リリス②
賢さ0。
それが意味すること。
それは即ち--
「あ、アレン。今何をしたの?」
どこかおかしくなった自分の頭。
しかし身体のどこにも異常はない。
リリスはそれに安堵し、再び声を張り上げた。
「ねっ、ねぇ。助けてよっ、アレン!! こ、こんなにたくさんの魔物に囲まれちゃったわたしっ、可哀想だと思わない? と、ところで魔物ってなに?」
胸の前。
そこで手を合わせ、リリスは同情を誘おうとした。
だが、賢さ0の影響。
それが現れはじめる。
「と、ところで。みんな」
キョロキョロと辺りを見渡し--
「わたしの為にこんなに勢揃い。パーティーでも開いてくれるの? な、なら。ジュースを用意してくれない? わ、わたしお酒は飲めないの」
とんでもないことを言い放つ、リリス。
「や、野外パーティーも中々楽しそう。

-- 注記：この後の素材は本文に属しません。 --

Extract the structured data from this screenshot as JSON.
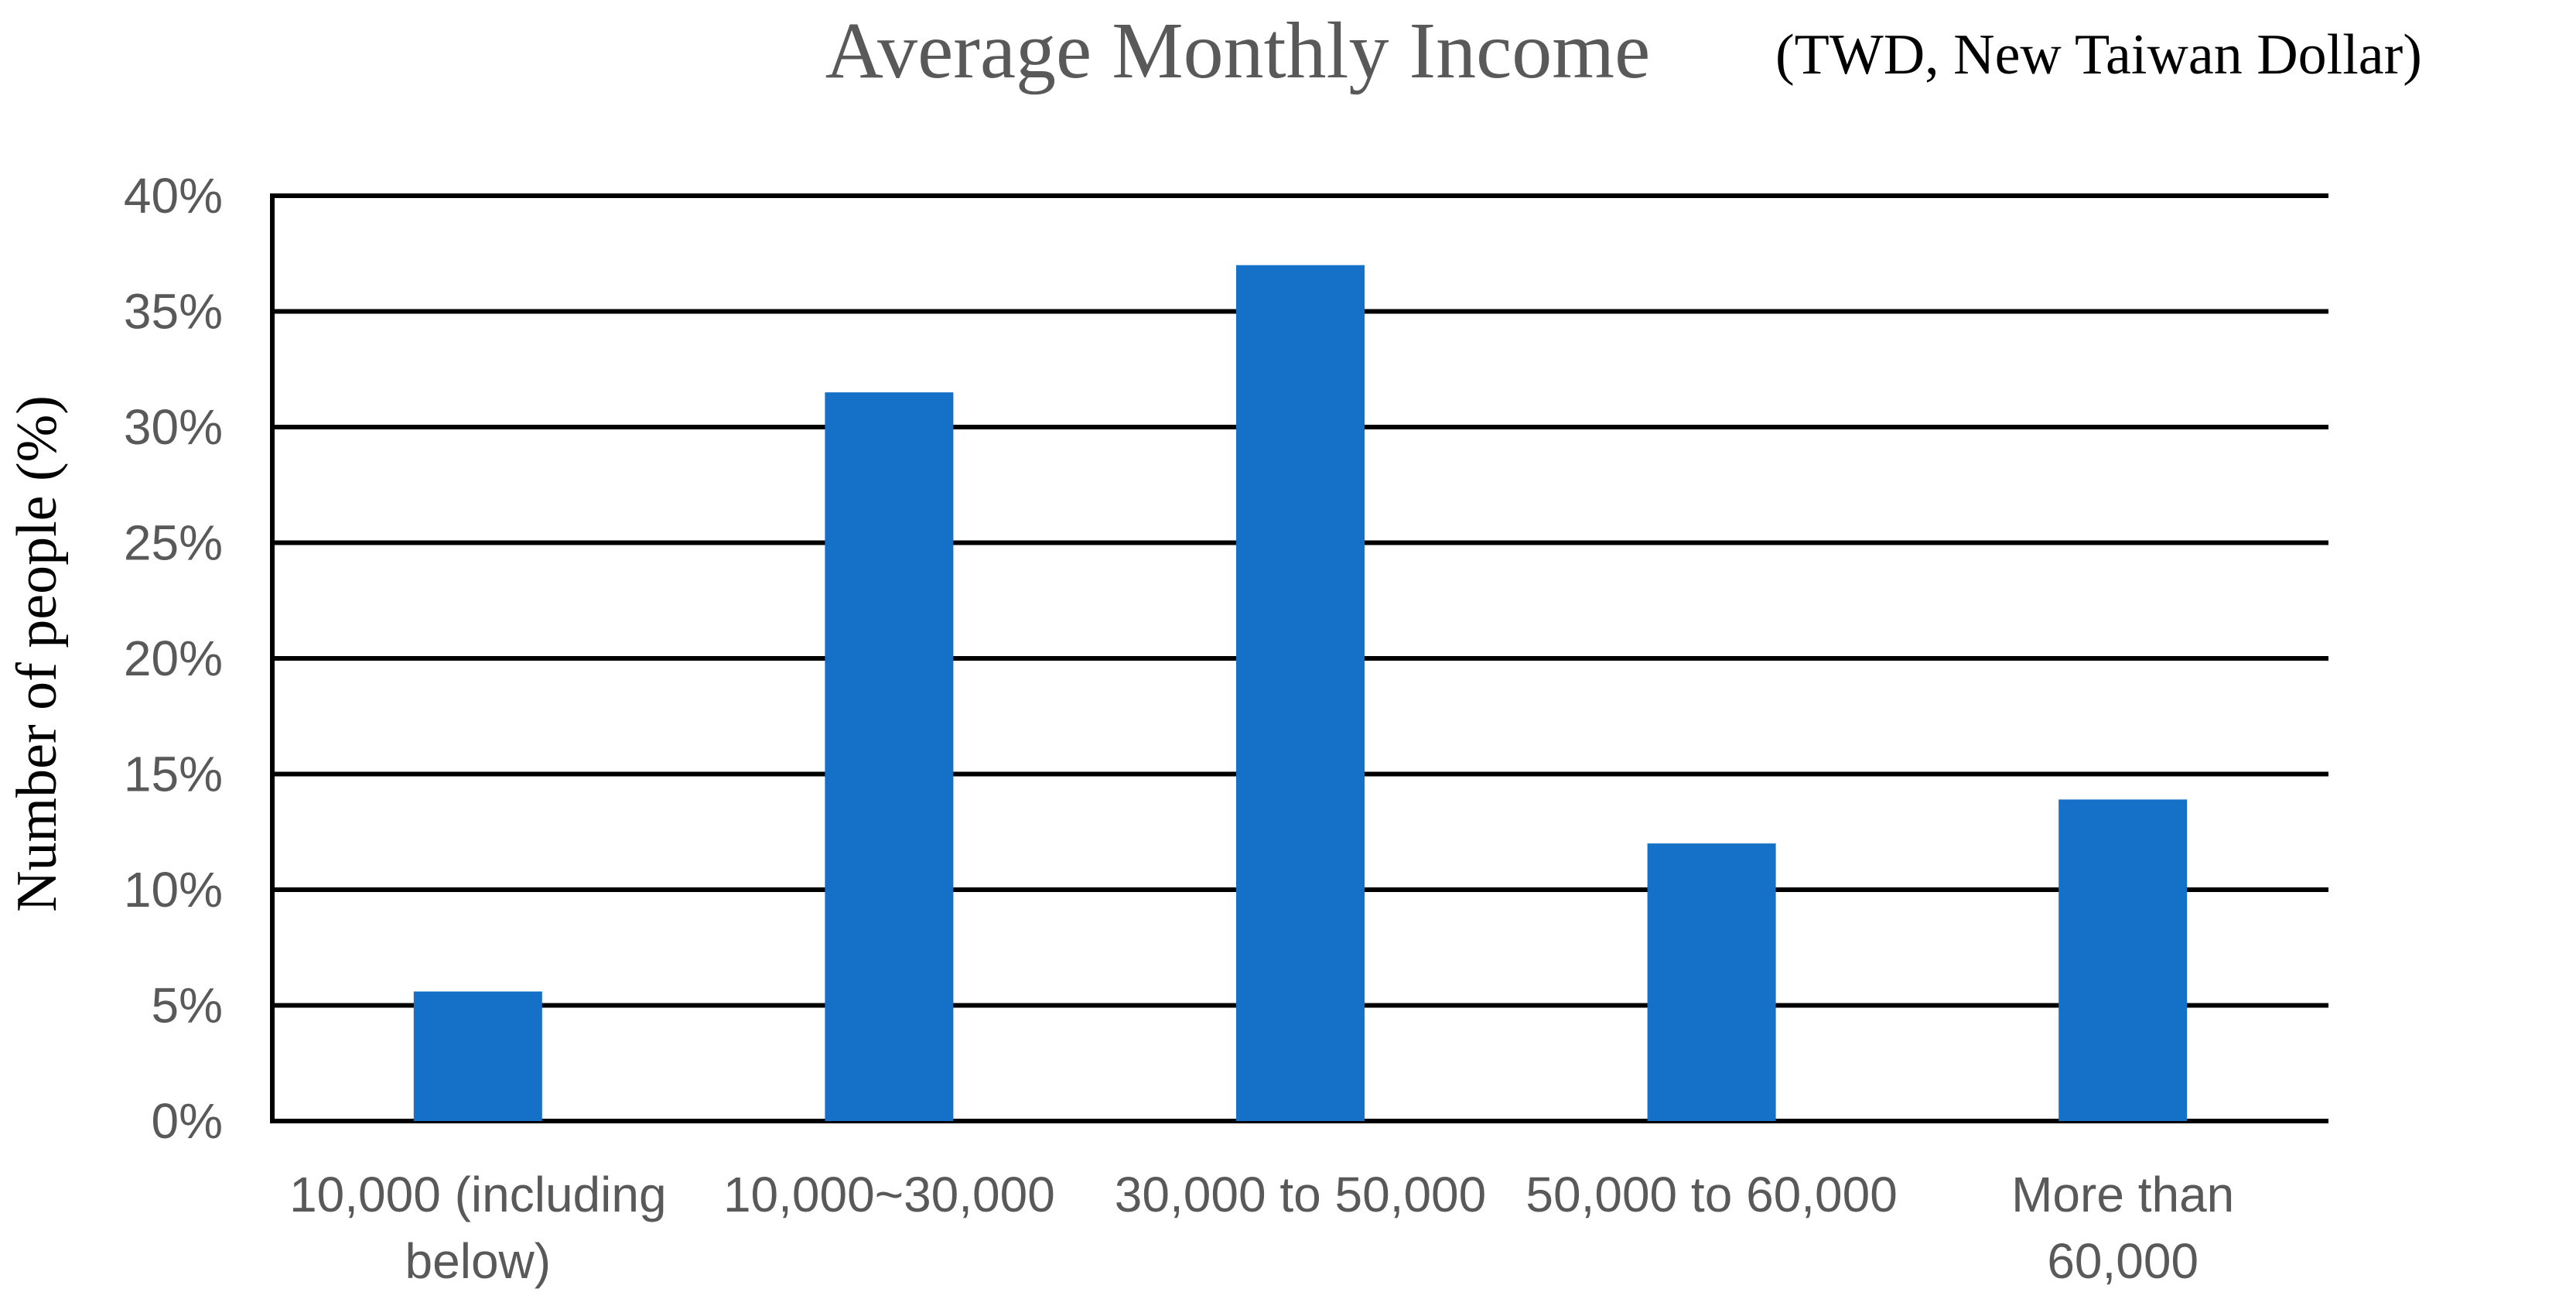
{
  "chart_data": {
    "type": "bar",
    "title": "Average Monthly Income",
    "subtitle": "(TWD, New Taiwan Dollar)",
    "xlabel": "",
    "ylabel": "Number of people (%)",
    "categories": [
      "10,000 (including below)",
      "10,000~30,000",
      "30,000 to 50,000",
      "50,000 to 60,000",
      "More than 60,000"
    ],
    "category_lines": [
      [
        "10,000 (including",
        "below)"
      ],
      [
        "10,000~30,000"
      ],
      [
        "30,000 to 50,000"
      ],
      [
        "50,000 to 60,000"
      ],
      [
        "More than",
        "60,000"
      ]
    ],
    "values": [
      5.6,
      31.5,
      37.0,
      12.0,
      13.9
    ],
    "ylim": [
      0,
      40
    ],
    "yticks": [
      0,
      5,
      10,
      15,
      20,
      25,
      30,
      35,
      40
    ],
    "ytick_labels": [
      "0%",
      "5%",
      "10%",
      "15%",
      "20%",
      "25%",
      "30%",
      "35%",
      "40%"
    ],
    "grid": true,
    "legend": "none",
    "colors": {
      "bar": "#1570C8",
      "grid": "#000000",
      "title": "#595959",
      "subtitle": "#000000",
      "tick_text": "#595959",
      "ylabel": "#000000"
    }
  }
}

と、ところでパーティーってなにをするの? 料理はこのおいしそうな草と砂でどうかな? うふふふ。な、なんだか楽しくなってきちゃった」
蹲り。
リリスは地面を弄り出す。
そして更に響く賢さ0の歌。
「こ、こんばんは雑草さん♪ お砂さんもお元気そうですね♪ わたしはリリス♪ わたしはリリス♪ 魔法使いのリリスさん♪」
その歌声。
それを聞きながらも、魔物たちの殺意は決して衰えない。
皆、リリスに照準に合わせいつでも攻撃できる態勢を整えていた。
「……」
無言で、リリスの元へと歩み寄っていくアレン。
その瞳。
そこには、リリスに対する情は欠片もない。
「魔物たちに賢さの加護を付与」
呟き、魔物たちの知能レベル。
それを賢者並みに引き上げるアレン。
それが意味すること。
それは--
魔物たち全員が人間以上の知能を有し、あらゆる分野において人間を上回ることを意味していた。
鍛治。
商売。
その他のありとあらゆる、分野。
その分野で魔物たちは人間を上回り、自分たちでなんでもこなすことができてしまう。
「す、すばらしい」
「ワオーン!!」
「魔物たちの時代がやってきた!!」
響く魔物たちの歓声。
ガレアもまた自身の知能。
それが引き上げられたことを実感し--
「この知能レベルならば。ふむ、新しい魔法でも創れてしまいそうではないか」
そう声を漏らし、アレンの加護。
その凄まじさを改めて思い知ったのであった。